4.7.3 Neuropathic pain
Neuropathic pain (except trigeminal neuralgia*)
|1st choices||Amitriptyline tablets 10mg, 25mg, 50mg; oral solution 10mg/5ml, 25mg/5ml, 50mg/5ml||Dose:|
Start at 10mg and titrate by 10mg a week until 70-75mg daily is reached (as a single dose in the evening)
|Gabapentin capsules 100mg, 300mg, 400mg||Dose:|
Start at 300mg at night (100mg [unlicensed] if the patient very frail or susceptible to sedative medications). Titrate up in steps of 300mg daily (with total given in 3 divided doses) according to side effects/response, to a usual max of 1.8mg daily (note licensed max 3.6g daily but if no substantial improvement at 2.4mg, increasing the dose further is unlikely to be of benefit)
|2nd choices||Duloxetine capsules 30mg, 60mg||Dose:|
Start at 30mg daily and titrate up to a maximum of 60mg twice daily.
A lower starting dose may be appropriate in some people.
Nausea is common on initiation but may resolve on continued treatment
|Pregabalin capsules 25mg, 50mg, 75mg, 100mg, 150mg, 200mg, 225mg, 300mg||Start at 75mg at night. This can then be titrated according to side effects to a maximum of 600mg daily in two divided doses. A more conservative dose schedule may be considered in the elderly (e.g. initially 25mg twice daily [unlicensed]).|
*Carbamazepine is first choice for trigeminal neuralgia
- See Regional Guidance ‘Management of Neuropathic Pain’.
- See NICE CG173 Neuropathic pain- pharmacological management Nov 2013.
- See NICE NG59 Low back pain and sciatica
- Do not offer gabapentinoids, other antiepileptics, oral corticosteroids or benzodiazepines for managing sciatica as there is no overall evidence of benefit and there is evidence of harm (NICE NG59)
- On 1st April 2019, gabapentin and pregabalin were reclassified as schedule 3 controlled drugs, the letter sent out to primary care can be found here. Prescribers should be aware of the risks of overuse and can refer to clinical resources on gabapentinoids for tapering plans, posters and prescribing review support.
- Patients should be warned of likely side-effects and that, unlike conventional analgesics, medication may have to be taken regularly for 4–6 weeks before the full analgesic effect is realised.
- Current evidence suggests that tricyclic antidepressants and anticonvulsants are similarly effective at reducing pain, and have similar rates of adverse events.
- If amitriptyline gives satisfactory pain reduction but is not tolerated due to adverse effects, consider oral nortriptyline as an alternative at the same dose (as amitriptyline).
- Patients should be advised that maximum tolerated doses of amitriptyline should be used for 4 weeks before benefits can be judged.
- Gabapentin tablets are substantially more expensive than the capsules. If decision to prescribe has been made use the most cost effective strength and formulation.
- Once the patient is on maximum tolerated dose of gabapentin, wait for 2-4 weeks to assess if there is a worthwhile benefit. Titrate dose down slowly and STOP if no benefit.
- A “worthwhile benefit” could be considered to be an improvement in pain, function, quality of life or a decrease in sleep disturbance (rather than 100% pain resolution).

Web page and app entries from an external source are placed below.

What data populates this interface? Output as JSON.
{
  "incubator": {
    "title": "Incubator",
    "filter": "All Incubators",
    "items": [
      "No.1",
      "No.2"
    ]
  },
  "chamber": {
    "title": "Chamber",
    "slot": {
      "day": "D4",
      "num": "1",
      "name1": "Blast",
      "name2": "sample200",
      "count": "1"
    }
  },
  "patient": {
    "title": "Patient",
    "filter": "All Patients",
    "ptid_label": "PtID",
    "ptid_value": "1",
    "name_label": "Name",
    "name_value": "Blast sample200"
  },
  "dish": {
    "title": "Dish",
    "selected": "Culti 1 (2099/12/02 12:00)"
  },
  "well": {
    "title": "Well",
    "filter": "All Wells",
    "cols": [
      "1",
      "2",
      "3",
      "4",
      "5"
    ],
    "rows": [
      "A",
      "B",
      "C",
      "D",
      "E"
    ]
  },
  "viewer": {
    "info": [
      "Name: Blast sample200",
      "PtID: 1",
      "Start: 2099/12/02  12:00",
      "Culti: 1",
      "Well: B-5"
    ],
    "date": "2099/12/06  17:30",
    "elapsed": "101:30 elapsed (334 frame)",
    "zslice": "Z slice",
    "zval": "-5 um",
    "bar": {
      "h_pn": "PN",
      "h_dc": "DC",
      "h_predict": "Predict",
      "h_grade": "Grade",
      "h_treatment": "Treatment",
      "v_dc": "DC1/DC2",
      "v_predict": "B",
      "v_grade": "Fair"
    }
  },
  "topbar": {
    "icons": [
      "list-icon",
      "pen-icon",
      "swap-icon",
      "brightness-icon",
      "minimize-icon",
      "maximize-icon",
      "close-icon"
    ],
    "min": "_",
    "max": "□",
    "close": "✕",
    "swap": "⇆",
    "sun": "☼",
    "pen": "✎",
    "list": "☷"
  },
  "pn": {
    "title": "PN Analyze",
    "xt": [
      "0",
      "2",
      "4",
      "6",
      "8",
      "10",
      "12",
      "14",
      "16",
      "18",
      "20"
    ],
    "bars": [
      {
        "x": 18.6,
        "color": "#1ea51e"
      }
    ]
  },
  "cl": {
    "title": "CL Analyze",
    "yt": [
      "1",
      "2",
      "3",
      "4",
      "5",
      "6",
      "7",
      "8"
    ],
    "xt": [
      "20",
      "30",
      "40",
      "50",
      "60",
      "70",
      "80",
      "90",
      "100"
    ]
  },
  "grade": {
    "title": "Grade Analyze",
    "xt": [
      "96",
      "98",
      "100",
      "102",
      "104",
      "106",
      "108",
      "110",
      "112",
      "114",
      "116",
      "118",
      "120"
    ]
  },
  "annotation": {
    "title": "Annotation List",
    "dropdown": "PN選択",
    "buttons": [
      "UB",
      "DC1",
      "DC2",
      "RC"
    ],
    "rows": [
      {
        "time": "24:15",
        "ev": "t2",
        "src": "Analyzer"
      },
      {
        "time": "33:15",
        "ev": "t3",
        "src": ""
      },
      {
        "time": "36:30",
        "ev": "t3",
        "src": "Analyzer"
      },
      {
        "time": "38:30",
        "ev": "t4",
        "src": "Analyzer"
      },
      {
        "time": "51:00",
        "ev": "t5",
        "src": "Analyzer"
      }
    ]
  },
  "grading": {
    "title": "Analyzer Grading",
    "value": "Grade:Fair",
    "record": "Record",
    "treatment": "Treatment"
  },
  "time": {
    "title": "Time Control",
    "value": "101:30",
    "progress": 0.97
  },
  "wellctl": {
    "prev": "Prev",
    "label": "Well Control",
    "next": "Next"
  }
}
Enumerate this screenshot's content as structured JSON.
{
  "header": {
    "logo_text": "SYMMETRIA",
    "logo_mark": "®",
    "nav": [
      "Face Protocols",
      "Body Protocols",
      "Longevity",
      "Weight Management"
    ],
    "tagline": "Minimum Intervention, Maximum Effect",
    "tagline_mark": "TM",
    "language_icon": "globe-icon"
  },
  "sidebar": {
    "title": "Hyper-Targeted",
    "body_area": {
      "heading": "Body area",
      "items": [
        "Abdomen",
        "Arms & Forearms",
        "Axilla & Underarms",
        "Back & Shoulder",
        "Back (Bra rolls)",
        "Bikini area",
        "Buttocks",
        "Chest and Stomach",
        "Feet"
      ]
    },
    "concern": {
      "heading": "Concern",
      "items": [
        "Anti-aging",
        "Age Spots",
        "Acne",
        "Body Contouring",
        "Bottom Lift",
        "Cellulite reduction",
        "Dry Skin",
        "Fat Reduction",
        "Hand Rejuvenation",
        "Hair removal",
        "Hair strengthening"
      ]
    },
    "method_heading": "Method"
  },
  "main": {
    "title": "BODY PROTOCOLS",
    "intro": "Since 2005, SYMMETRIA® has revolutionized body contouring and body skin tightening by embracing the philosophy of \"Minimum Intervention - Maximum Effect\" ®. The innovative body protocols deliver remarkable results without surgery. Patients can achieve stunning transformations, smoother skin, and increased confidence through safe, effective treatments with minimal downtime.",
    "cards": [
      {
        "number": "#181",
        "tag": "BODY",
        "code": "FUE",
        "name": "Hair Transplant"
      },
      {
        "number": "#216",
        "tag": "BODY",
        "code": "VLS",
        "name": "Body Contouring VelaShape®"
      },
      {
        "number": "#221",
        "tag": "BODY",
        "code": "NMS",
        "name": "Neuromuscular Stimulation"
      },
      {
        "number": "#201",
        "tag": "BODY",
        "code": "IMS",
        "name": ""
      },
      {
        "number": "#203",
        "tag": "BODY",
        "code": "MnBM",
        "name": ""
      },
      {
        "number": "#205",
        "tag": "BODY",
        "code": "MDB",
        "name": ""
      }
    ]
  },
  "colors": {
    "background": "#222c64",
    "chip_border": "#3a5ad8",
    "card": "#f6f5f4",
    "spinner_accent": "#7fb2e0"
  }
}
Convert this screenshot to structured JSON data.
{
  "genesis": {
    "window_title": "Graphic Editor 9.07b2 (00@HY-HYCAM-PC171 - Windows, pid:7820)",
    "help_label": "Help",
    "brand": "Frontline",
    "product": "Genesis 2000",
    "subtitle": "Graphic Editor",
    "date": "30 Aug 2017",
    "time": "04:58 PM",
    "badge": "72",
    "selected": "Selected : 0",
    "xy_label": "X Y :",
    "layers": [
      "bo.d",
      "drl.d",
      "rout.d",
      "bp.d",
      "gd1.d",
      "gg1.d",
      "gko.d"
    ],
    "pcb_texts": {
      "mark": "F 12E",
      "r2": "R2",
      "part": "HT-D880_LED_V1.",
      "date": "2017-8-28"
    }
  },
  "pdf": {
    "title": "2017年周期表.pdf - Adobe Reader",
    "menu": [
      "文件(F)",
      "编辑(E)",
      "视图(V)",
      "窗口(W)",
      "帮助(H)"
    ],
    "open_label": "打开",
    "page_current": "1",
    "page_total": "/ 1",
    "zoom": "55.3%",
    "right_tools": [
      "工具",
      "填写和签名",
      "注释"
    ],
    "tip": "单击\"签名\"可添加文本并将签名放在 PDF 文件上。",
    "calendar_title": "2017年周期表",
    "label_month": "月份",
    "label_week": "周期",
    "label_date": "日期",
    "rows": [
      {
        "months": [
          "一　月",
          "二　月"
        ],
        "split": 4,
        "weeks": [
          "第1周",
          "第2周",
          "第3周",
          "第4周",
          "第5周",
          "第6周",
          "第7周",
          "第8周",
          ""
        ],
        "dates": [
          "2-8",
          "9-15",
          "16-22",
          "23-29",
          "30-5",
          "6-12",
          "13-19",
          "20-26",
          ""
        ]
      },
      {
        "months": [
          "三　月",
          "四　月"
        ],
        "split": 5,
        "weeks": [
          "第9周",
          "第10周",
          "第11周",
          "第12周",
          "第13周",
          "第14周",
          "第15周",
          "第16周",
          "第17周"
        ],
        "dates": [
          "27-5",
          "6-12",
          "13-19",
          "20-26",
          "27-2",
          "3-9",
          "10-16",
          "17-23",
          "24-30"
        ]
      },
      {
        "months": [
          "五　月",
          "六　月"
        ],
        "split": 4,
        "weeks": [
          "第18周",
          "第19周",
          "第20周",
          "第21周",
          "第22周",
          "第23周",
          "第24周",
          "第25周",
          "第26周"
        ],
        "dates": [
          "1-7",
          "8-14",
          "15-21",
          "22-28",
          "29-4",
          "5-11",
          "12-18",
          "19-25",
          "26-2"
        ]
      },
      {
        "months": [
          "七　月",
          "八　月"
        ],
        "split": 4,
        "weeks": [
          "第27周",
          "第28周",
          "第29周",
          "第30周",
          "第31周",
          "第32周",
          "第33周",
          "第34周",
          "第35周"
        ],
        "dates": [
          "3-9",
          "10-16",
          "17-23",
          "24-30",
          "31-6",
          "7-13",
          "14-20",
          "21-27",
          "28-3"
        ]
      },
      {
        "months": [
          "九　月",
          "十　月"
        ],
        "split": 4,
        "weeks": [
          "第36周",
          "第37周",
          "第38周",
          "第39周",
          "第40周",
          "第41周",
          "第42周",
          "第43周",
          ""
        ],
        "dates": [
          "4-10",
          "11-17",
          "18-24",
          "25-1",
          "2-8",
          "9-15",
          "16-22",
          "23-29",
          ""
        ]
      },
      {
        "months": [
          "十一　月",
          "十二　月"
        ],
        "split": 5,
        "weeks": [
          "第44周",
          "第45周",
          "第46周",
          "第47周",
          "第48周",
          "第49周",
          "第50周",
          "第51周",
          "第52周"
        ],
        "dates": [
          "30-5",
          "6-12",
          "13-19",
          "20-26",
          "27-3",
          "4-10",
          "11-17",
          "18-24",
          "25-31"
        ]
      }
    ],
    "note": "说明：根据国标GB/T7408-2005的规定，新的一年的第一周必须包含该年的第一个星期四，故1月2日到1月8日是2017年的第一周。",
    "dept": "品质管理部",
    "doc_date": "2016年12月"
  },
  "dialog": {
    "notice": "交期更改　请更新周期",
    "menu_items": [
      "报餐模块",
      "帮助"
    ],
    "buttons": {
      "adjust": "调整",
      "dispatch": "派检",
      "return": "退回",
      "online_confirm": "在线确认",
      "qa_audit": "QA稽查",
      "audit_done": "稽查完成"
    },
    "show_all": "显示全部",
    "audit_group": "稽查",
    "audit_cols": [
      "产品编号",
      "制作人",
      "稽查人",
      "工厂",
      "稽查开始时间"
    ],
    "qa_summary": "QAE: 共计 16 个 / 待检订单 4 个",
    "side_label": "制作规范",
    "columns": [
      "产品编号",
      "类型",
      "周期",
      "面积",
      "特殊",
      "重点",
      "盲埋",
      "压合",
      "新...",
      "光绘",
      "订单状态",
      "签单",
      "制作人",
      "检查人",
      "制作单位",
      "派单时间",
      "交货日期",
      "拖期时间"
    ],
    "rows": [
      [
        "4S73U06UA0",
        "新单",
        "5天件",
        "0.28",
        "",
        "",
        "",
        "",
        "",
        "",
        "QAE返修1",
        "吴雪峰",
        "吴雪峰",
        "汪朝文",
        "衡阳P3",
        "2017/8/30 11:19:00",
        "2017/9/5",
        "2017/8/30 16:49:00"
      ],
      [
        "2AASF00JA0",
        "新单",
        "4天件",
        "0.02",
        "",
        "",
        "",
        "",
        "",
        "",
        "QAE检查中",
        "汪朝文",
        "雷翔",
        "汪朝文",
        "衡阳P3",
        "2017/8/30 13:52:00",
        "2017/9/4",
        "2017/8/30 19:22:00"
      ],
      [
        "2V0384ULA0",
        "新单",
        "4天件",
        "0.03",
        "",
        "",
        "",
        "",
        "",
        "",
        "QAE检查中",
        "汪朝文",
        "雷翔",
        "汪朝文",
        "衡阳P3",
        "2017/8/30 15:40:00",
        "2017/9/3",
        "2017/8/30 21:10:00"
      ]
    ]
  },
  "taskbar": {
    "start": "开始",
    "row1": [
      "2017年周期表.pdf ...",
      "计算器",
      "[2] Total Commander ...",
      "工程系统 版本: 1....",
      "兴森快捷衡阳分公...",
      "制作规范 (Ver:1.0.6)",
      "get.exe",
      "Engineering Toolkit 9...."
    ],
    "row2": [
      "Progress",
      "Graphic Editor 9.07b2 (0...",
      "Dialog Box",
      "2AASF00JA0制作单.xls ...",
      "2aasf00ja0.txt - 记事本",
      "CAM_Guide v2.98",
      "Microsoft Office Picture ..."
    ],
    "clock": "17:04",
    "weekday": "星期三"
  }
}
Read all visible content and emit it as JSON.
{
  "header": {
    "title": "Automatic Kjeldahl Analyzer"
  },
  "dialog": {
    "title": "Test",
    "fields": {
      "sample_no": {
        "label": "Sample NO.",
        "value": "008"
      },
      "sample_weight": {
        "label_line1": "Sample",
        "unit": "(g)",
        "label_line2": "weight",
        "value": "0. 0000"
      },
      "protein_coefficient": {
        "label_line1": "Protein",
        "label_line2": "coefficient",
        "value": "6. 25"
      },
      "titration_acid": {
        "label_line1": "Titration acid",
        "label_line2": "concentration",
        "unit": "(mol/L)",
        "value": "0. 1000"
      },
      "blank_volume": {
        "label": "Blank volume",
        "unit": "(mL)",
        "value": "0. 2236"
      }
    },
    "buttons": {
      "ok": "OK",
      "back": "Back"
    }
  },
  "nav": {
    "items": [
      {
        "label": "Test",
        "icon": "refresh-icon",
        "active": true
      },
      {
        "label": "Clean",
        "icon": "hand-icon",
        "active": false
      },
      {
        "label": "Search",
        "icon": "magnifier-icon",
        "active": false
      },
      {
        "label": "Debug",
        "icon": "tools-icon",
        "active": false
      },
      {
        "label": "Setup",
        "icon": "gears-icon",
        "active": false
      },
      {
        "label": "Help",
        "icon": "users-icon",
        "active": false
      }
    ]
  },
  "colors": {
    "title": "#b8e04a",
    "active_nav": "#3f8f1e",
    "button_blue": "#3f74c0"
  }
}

- If switching between gabapentin and pregabalin, there is no washout period necessary. Advice is based on local expert opinion and is outside product license.
- Weight gain can occur with both gabapentin and pregabalin and is not a reason to switch between these therapeutic options.
- All strengths of pregabalin capsules are the same cost, therefore ensure the correct strength of capsule is prescribed i.e. 300mg rather than 2 x 150mg.
- Lidocaine medicated plasters are not recommended for routine use, they are only licensed in post-herpetic neuralgia and are listed on the HSC Deprescring: Limited Evidence List and Stop List. An SOP for review of this product in primary care is available here.
- If treatment with regular assessment is unsuccessful then referral for specialist advice is recommended.
- Tapentadol MR may be recommended as a sole agent for mixed (neuropathic/nociceptive) pain in a specialist setting.
- Amitriptyline should be used with caution in the elderly and patients with glaucoma or prostatic hypertrophy. In the older patient, higher doses of amitriptyline are particularly likely to cause anticholinergic effects such as postural hypotension, sedation, confusion, dry mouth, urinary retention and constipation and should therefore be avoided. Full details of amitriptyline cautions are available in the BNF.
- Caution on concurrent use of amitriptyline with other antidepressants. This is sometimes prescribed inadvertently (e.g. in patients with neuropathic pain and depression).
- In patients with a reduced eGFR, see BNF for dosing directions for initiating and titration of both gabapentin and pregabalin.
- Be aware of the risk of CNS depression, including severe respiratory depression, with gabapentin and consider whether dose adjustments might be necessary in patients at higher risk of respiratory depression. For further details see MHRA.